Hacker News new | past | comments | ask | show | jobs | submit login

I would highly recommend the use of the package data.table over tibble or the basic data.frame if you are doing any type of modeling in R with larger datasets. Yes R has many data structures but knowing how to use data.table will blow your mind in term of efficiency. Matt and other contributors have built something extremely fast and flexible.

I get that R is not for everyone but used correctly it is a beast.

Now this is anecdotal, but we have in the insurance industry what we call on level premium calculators. It is basically a program that will rerate all policies with the current set of rates.

Our current R program can rate 41000 policies a second fully vectorized on a user laptop that has a an i5 from 2015.

In contrast, the previous SAS program could do 231 policies a minute on xeon 64 core processor from 2017.
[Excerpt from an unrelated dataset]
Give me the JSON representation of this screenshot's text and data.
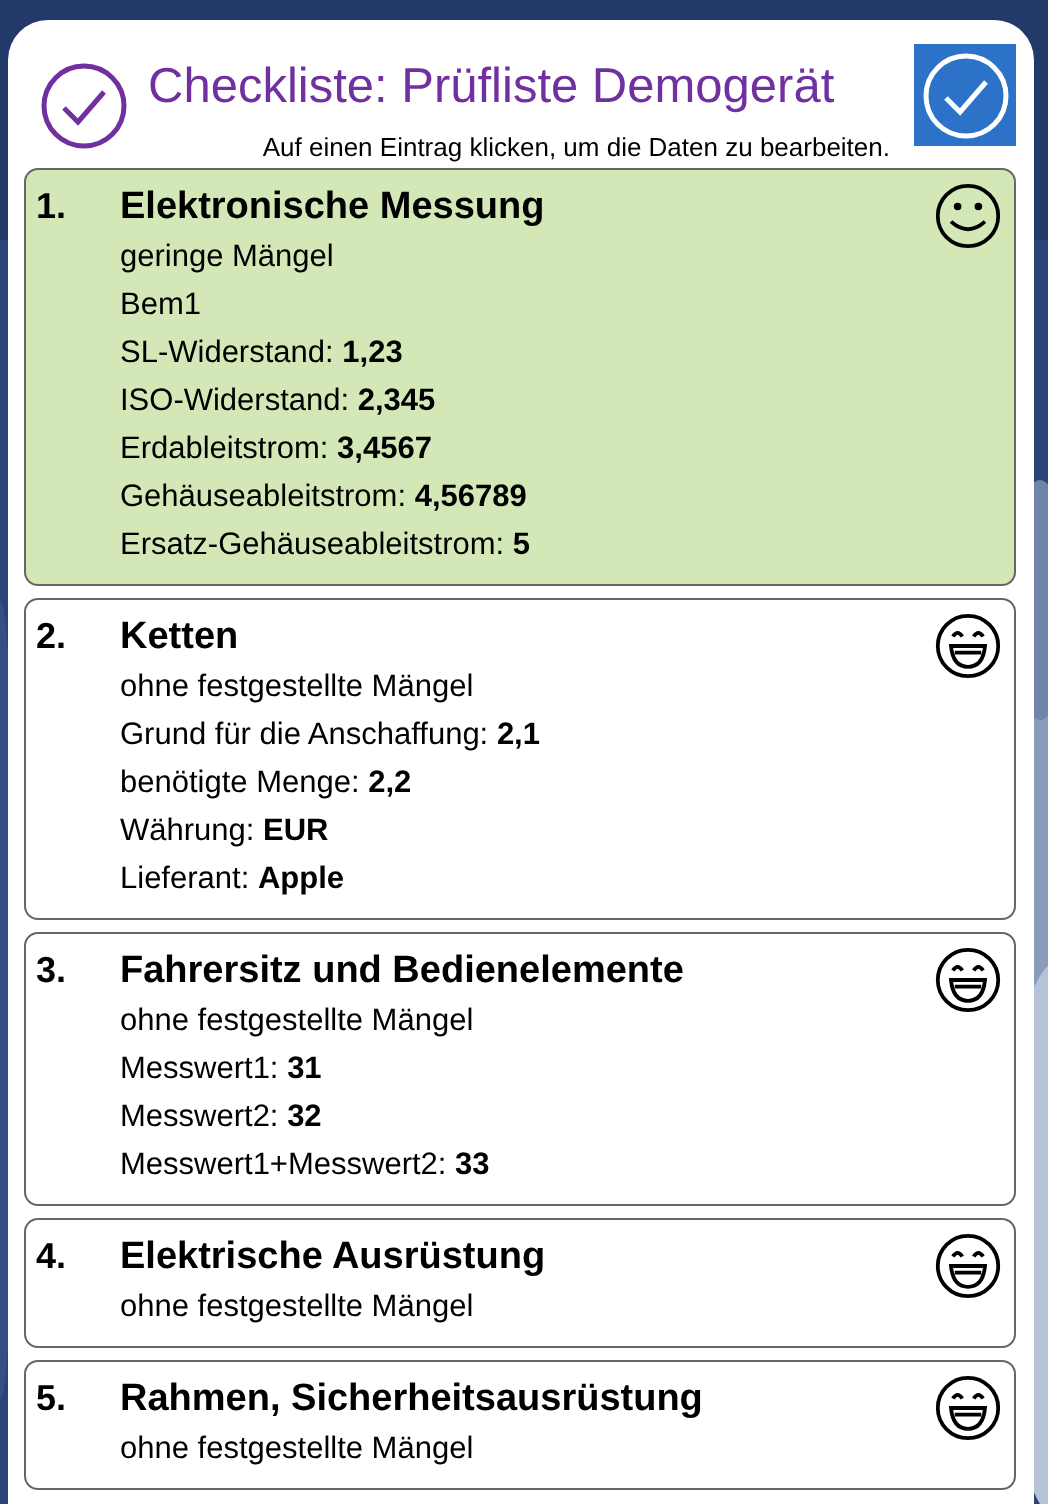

For our workload and type of work, R has been a godsend.

Bonus, we can put what our data scientist develop in R directly in production. (after peer review, testing, etc, not different than any other production code)

Back when I started in 2005, we modeled in some proprietary software like Emblem, used Excel to build a first draft premium calculator, rebuilt the computation in SAS for the onlevel program and sent specs to IT to rebuilt the program again for production. All three had to produce the same results.

I've tried Python, Go, Rust, Julia. I'd say Python could be a good alternative but speed of data.table, RStudio IDE and ease of package management in R makes R an obvious choice for us. I believe Julia to be the future but so far the adoption rate in house has been low.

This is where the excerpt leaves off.